Is is possible to partially update a dest doc with transforms?

Hello all,

I'm trying to figure out if it's possible to update only some fields of a document with dataframe transforms similar to the way the index document update API works (https://www.elastic.co/guide/en/elasticsearch/reference/current/docs-update.html).
I have used an existing transform to create the destination documents and I want to add some fields to the same documents. Is there an option for that? From my attempts it seems that new transforms overwrite the old document.

Thanks in advance

Hi,

yes, that's correct. There is no way to update a document, transform always overwrites.

Can you explain your usecase in more detail, best with an example: what's the input, what's the expected output? Maybe there is another way to achieve your end goal. It sounds to me like you try to join documents from different indexes?

Hi Hendrik,

thank you for your reply. Yes, you are correct the end result is kinda like trying to join documents from different indices.

So the use case is trying to calculate group aggregates of some customers' past purchases and future purchases based on predictions of a ML model. What I would like is to have the aggregates of their past month purchases, aggregated again in customer groups (based on the amount they spent and the days they have been shopping for) and also calculate the aggregate of this customers' group model predicted purchases (which are stored in a different index).

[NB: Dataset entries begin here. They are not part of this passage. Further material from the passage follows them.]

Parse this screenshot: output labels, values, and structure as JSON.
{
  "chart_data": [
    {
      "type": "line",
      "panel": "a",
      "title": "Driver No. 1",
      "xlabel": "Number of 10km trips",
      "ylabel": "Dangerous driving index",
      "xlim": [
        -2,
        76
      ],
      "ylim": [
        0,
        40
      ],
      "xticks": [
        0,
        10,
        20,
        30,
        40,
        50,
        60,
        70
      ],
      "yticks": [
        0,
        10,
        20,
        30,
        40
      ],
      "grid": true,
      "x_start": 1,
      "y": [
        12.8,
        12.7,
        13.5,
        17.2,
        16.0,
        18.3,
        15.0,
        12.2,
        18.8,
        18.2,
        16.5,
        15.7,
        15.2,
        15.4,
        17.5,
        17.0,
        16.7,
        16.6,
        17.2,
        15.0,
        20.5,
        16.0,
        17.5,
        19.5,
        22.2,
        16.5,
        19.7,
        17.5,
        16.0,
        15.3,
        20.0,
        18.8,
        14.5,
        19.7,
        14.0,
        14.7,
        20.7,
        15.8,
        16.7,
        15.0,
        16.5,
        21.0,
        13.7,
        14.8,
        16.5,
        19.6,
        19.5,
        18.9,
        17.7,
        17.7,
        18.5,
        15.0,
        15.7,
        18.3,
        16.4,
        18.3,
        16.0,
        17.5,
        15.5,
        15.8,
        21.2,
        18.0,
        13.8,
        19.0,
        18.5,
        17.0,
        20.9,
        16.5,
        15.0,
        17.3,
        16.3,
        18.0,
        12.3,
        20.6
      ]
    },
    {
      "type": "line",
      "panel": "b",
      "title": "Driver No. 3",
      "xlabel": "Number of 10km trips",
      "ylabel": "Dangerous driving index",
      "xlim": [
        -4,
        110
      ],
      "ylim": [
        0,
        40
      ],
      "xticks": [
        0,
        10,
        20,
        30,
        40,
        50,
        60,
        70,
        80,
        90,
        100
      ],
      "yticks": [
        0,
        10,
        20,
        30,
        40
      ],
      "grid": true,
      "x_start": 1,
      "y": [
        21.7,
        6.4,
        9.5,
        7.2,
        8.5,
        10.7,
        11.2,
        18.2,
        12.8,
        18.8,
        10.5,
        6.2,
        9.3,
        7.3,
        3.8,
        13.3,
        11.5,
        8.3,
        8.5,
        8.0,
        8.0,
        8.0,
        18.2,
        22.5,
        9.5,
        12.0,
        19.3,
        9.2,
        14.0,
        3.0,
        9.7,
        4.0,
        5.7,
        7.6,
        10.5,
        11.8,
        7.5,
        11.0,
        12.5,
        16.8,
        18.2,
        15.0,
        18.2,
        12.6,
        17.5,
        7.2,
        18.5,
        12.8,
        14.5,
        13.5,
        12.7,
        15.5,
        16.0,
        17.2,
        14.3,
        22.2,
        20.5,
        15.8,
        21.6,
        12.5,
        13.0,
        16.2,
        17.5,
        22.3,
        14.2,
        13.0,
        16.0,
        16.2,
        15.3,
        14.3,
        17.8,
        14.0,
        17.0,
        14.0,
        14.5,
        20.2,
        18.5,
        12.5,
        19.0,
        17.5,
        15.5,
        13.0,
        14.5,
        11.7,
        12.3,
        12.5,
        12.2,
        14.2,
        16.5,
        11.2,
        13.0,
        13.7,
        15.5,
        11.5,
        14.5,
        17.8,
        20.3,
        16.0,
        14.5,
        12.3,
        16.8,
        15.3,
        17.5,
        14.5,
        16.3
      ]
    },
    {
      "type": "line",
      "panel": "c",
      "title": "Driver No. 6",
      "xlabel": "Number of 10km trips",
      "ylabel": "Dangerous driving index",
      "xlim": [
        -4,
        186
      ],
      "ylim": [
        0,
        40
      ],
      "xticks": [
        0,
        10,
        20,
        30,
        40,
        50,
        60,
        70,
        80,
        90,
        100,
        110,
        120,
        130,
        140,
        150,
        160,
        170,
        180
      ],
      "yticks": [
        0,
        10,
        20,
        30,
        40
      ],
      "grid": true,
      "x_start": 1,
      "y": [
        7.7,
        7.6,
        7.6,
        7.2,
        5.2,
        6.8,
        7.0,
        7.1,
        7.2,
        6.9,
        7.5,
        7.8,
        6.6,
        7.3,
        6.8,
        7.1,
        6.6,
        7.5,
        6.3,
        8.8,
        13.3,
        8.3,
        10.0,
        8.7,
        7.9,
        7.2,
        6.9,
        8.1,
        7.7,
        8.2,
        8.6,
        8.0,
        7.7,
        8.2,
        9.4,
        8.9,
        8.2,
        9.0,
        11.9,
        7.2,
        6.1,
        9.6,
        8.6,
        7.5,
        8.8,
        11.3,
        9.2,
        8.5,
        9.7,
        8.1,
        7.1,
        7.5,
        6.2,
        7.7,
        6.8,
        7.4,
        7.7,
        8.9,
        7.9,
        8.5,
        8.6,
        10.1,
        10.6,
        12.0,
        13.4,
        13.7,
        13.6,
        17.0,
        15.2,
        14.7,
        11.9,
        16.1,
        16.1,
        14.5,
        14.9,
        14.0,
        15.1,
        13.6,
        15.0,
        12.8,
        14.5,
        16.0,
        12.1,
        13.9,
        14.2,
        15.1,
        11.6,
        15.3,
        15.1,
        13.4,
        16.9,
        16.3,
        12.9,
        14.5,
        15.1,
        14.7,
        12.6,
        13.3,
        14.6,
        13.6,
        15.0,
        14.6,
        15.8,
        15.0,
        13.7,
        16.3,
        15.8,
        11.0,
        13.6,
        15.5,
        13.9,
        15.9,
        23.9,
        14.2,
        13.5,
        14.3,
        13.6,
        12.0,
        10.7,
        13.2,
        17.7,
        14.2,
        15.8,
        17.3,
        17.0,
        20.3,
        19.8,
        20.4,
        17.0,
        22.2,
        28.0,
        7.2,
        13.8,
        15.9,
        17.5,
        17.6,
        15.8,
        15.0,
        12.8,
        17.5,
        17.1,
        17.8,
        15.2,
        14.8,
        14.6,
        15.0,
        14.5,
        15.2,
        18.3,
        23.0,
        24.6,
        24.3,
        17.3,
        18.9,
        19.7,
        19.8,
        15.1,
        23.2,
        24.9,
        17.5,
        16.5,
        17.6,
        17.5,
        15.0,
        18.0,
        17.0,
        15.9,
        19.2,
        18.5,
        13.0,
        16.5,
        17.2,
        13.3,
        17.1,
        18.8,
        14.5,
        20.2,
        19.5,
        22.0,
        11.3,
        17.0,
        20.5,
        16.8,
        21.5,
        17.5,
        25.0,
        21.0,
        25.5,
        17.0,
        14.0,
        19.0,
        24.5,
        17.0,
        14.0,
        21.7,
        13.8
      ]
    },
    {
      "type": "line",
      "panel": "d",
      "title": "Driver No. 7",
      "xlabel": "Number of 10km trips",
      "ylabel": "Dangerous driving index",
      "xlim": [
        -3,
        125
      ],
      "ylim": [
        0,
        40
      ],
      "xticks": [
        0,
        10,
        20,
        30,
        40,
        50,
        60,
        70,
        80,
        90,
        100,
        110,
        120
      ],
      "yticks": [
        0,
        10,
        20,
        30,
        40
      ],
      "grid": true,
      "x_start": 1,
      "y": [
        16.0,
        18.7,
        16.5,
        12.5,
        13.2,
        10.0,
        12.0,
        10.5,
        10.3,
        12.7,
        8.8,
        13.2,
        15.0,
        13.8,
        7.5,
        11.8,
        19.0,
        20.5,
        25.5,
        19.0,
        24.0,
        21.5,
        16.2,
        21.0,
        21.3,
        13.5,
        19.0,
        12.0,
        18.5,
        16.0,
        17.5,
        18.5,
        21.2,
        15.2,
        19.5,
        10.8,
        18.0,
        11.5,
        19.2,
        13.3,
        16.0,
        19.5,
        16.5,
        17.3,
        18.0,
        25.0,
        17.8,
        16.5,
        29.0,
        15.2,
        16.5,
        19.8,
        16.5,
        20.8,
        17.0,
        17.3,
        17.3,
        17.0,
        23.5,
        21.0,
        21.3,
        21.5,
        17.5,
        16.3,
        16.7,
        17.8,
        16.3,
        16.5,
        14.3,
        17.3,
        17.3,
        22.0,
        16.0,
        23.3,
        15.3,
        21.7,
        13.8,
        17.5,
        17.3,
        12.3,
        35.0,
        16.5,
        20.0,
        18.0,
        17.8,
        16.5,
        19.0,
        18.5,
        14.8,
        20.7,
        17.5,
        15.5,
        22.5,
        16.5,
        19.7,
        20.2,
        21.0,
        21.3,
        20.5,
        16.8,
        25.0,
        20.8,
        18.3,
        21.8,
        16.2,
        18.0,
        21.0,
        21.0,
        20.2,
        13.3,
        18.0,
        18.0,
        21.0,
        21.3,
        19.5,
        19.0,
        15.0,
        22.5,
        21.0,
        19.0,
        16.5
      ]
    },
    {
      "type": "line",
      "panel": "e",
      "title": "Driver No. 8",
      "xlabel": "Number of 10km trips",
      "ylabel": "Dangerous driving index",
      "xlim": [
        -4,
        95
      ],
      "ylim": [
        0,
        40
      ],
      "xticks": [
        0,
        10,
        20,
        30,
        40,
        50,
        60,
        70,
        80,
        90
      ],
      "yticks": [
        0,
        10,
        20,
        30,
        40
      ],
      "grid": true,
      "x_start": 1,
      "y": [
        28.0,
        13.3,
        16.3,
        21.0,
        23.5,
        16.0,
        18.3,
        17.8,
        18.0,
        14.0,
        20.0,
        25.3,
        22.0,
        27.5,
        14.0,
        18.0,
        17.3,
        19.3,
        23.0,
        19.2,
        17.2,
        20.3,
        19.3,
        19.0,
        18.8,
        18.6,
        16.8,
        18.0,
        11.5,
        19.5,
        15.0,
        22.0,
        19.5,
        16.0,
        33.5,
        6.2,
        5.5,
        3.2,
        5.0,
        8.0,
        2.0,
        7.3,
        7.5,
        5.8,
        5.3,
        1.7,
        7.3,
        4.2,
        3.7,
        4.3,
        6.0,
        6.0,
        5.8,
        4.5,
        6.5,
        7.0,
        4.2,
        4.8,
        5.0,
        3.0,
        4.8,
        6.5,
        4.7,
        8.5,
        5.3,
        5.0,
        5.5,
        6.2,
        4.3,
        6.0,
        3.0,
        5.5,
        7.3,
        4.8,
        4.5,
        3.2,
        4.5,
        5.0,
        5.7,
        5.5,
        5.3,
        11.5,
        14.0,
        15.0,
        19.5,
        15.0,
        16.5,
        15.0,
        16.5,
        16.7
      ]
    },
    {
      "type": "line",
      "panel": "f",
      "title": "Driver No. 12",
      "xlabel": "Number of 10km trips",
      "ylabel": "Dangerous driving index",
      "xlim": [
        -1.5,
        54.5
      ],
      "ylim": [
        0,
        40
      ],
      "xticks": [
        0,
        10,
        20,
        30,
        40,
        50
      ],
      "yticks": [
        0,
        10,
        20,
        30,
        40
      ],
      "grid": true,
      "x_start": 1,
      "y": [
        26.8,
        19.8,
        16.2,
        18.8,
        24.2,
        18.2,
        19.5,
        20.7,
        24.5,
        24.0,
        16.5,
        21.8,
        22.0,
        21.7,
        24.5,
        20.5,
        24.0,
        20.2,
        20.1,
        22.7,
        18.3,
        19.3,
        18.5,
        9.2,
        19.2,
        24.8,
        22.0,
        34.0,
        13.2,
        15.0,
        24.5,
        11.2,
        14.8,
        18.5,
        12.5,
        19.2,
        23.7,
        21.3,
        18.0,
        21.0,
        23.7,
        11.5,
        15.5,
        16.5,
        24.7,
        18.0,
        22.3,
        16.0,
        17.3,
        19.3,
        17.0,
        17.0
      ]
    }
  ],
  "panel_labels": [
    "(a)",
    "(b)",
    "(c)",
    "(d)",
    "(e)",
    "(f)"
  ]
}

What would be the best way for this?

Thanks again

Hi,

a transform can have multiple sources and they do not need a common schema as long as the field name of the group_by is compatible. So if you have for example a field "customer_id" in both indices "past_purchases" and "predicted_purchases" you can create a transform that joins over both indices:

PUT _transform/prediction_accuracy
{
  "source": {
    "index": ["past_purchases", "predicted_purchases"]
  },
  "pivot": {
    "group_by": {
      "id": {"terms": {
        "field": "customer_id"
      }}
    },
  "aggregations": { 
...}
}

Note that aggregations are robust w.r.t. to missing fields, so if you have a field in your "past_purchases" index, but not in "predicted_purchases" you can still aggregate on it to e.g. calculate an average (with the correct count under the hood).

I hope this helps!

Thank you very much Hendrik, this might actually be what I was looking for!

I didn't know that transforms can have multiple sources with a common grouping field. It makes life so much easier now :slight_smile: